Aspro, inabitato, lo Strombolicchio si erge fino a 50 m di
altezza e si estende su una superficie di 300 m² . Il piccolo isolotto è
un raro esempio di collo vulcanico (neck).
I capperi
Il
cappero ha trovato nelle Eolie l’habitat perfetto per prosperare, grazie
al clima caldo e ventilato e al fertile suolo vulcanico delle Sette Perle.
Il
fiore del cappero è di una bellezza unica, tanto da meritarsi
nell’antica Grecia l’appellativo di “orchidea del Mediterraneo”.

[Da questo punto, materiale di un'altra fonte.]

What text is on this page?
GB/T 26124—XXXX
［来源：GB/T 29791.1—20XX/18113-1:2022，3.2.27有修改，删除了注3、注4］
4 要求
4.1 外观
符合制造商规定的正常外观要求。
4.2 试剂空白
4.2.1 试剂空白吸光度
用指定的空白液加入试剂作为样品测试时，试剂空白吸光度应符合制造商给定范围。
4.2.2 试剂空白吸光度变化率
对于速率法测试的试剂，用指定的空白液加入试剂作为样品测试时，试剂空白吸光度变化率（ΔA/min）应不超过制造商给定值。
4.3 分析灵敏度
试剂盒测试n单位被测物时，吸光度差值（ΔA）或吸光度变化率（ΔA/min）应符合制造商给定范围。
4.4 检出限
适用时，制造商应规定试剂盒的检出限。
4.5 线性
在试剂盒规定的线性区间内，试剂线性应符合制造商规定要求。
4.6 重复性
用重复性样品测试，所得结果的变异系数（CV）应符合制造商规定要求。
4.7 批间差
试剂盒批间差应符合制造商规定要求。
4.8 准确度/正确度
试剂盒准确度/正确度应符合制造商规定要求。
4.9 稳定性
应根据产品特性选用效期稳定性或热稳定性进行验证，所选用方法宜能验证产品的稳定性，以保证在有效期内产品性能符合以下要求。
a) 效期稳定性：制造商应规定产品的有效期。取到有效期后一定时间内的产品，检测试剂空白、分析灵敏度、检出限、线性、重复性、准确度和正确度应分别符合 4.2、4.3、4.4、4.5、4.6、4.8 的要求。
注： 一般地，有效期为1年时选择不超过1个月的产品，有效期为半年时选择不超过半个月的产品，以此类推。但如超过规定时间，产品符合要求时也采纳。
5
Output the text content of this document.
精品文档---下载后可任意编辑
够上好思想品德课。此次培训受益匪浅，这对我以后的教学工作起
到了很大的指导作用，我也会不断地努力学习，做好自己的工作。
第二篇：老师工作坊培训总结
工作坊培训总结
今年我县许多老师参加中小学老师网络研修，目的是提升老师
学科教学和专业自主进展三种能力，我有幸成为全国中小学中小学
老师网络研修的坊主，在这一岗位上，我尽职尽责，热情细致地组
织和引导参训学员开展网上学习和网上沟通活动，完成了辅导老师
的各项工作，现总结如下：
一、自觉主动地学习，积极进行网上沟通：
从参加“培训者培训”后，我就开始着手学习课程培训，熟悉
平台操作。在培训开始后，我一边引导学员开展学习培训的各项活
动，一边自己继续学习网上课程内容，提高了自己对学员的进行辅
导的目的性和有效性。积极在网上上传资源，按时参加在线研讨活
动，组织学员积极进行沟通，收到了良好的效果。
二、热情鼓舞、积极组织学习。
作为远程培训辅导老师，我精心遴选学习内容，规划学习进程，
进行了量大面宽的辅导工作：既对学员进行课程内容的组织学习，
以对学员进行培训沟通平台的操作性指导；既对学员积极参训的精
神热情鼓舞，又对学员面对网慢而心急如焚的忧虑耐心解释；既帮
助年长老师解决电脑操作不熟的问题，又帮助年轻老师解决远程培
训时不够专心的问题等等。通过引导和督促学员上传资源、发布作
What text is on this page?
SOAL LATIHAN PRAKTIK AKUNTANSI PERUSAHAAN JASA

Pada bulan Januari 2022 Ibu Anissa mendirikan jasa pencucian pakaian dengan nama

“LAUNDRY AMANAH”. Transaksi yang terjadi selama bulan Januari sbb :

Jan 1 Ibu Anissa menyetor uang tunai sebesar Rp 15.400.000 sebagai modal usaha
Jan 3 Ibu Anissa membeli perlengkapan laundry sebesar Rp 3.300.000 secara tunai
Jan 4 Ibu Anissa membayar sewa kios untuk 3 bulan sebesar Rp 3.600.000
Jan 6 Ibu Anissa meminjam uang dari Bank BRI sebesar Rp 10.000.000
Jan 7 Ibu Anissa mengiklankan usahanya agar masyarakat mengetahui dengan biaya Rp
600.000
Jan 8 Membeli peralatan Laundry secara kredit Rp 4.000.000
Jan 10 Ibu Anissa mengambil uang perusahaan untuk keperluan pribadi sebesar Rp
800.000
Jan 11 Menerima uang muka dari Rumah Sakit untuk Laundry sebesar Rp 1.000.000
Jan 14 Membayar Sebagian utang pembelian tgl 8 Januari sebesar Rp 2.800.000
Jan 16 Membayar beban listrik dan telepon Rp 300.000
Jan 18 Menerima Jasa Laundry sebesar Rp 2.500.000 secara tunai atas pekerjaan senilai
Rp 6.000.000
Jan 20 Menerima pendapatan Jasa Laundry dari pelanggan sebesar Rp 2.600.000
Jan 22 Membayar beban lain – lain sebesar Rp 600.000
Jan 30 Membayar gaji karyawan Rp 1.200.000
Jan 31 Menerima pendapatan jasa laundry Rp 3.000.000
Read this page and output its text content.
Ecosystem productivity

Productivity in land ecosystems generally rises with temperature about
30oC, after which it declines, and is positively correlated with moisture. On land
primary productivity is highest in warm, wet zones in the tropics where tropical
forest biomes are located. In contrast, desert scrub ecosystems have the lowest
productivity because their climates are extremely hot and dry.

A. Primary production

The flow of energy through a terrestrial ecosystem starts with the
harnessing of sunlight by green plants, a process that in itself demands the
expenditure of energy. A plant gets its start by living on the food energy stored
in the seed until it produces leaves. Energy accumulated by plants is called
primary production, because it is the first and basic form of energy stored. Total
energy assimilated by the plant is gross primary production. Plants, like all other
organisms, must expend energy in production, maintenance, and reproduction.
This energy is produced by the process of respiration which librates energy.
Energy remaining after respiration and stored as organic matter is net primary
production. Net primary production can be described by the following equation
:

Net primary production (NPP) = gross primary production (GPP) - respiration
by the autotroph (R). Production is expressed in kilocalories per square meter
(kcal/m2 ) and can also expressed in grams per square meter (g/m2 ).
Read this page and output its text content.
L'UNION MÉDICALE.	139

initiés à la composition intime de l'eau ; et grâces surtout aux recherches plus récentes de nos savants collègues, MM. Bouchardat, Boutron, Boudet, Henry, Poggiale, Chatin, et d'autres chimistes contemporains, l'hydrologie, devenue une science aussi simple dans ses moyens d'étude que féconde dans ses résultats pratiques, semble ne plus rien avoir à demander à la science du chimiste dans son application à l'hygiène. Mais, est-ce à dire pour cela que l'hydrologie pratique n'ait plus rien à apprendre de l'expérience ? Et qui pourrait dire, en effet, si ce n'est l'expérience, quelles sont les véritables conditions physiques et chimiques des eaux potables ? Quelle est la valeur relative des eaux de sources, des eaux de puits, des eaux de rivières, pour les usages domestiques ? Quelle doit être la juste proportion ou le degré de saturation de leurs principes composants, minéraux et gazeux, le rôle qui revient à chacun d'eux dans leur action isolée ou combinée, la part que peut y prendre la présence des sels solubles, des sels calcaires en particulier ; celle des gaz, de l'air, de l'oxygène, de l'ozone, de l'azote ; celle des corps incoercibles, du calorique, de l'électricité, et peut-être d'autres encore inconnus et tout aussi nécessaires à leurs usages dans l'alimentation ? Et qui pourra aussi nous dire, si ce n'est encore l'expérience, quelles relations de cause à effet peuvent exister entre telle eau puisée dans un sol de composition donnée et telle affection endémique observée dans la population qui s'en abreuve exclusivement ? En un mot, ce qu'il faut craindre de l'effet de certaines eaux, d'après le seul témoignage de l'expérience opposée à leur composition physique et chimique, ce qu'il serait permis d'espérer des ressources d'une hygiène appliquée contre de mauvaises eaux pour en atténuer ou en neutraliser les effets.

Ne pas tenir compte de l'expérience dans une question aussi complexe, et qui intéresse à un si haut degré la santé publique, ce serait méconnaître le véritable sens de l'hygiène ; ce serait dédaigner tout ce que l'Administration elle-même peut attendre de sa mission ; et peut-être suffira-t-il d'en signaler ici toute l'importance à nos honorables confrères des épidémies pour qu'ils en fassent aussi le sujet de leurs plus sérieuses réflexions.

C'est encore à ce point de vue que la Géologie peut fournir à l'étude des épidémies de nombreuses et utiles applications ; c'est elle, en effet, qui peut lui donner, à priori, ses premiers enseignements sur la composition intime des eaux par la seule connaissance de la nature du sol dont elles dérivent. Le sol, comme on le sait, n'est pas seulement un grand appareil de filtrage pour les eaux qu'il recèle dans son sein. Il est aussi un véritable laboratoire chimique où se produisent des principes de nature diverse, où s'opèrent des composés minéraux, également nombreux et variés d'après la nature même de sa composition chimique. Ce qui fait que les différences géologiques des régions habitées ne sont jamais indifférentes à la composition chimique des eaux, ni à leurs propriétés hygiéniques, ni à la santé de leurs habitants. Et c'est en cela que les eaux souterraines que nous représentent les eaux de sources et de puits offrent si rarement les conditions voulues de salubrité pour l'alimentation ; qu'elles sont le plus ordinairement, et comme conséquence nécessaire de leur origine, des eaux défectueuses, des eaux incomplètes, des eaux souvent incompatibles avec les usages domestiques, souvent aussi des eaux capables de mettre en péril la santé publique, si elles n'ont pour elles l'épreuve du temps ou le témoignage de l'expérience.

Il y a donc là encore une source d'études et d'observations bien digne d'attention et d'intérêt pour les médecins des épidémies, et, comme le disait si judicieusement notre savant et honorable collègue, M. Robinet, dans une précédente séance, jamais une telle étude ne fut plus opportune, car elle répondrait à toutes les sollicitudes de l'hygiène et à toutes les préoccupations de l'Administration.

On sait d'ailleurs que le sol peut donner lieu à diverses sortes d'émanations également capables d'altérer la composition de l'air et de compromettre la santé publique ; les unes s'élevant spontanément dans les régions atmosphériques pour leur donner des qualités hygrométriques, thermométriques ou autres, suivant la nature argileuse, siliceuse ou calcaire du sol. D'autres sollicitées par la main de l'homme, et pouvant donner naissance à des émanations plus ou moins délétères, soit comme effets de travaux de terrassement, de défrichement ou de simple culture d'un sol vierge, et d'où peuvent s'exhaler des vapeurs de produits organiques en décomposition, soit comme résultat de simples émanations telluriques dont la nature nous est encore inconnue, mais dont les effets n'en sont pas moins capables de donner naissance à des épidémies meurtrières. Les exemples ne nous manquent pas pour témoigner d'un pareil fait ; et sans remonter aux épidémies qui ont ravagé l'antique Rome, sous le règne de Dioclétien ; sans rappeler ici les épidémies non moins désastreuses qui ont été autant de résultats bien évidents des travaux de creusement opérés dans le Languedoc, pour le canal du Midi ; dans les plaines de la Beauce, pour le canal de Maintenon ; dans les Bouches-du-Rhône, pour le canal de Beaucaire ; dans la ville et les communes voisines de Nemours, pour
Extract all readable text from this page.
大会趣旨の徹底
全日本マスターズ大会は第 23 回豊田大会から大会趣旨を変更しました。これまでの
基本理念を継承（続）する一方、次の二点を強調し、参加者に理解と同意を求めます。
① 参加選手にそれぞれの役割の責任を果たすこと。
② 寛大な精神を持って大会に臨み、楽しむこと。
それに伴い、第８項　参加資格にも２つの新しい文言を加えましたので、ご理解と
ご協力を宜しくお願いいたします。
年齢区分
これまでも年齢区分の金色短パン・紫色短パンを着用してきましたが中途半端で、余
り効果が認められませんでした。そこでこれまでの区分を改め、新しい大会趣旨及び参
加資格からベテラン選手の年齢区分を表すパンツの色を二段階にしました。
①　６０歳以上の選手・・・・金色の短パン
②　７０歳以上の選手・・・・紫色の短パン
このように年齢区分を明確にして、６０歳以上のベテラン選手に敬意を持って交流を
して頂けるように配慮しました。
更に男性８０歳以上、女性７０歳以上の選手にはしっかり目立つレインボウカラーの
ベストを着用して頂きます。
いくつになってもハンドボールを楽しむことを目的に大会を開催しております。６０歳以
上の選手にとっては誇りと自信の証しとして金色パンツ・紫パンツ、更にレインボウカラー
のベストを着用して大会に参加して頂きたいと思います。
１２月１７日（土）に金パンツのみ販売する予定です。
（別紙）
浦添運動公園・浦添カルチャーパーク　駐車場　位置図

Tuttavia, per gustare il cappero è fondamentale che non si arrivi alla
fioritura: per arrestare il processo, i capperi appena raccolti vengono
stesi su teli di juta.
a
coltivazione del cappero su queste isole ha radici antichissime. In realtà,
quello che chiamiamo cappero è il bocciolo del fiore, mentre i frutti
veri e propri, i “cucunci”, sono simili a piccoli cetrioli e vengono
di solito conservati sotto aceto o sotto sale e serviti come antipasto. La
fama di quello che è probabilmente il prodotto gastronomico più celebre
della zona inizia a crescere nel XVII secolo, quando il Cappero delle
Isole Eolie (che recentemente si è guadagnato
il marchio DOP dall’Unione Europea) viene menzionato nella
corrispondenza mercantile insieme al vino dolce prodotto
nell’Arcipelago.
La
pianta trova nelle Eolie il suo habitat ideale, perché al fertile suolo
vulcanico e al clima caldo e ventilato si aggiunge l’azione del mare, la
cui presenza garantisce l’umidità che porta alle cosiddette
“precipitazioni occulte”, in grado di fornire alla vegetazione un
surplus d’acqua. Alle condizioni ambientali va sommato poi il fattore
umano, che ha portato alla selezione delle cultivar migliori per
l’ecosistema.
La
raccolta avviene a mano, tra maggio e agosto, solitamente alle prime luci
dell’alba per evitare la calura: i capperi vengono poi sistemati in
grossi contenitori (le tineddé), alternati a strati di sale grosso, e
travasati nei giorni successivi per evitare il processo di fermentazione;
dopo una quarantina di giorni sono pronti per impreziosire le specialità
eoliane e deliziare il palato dei locali e dei turisti.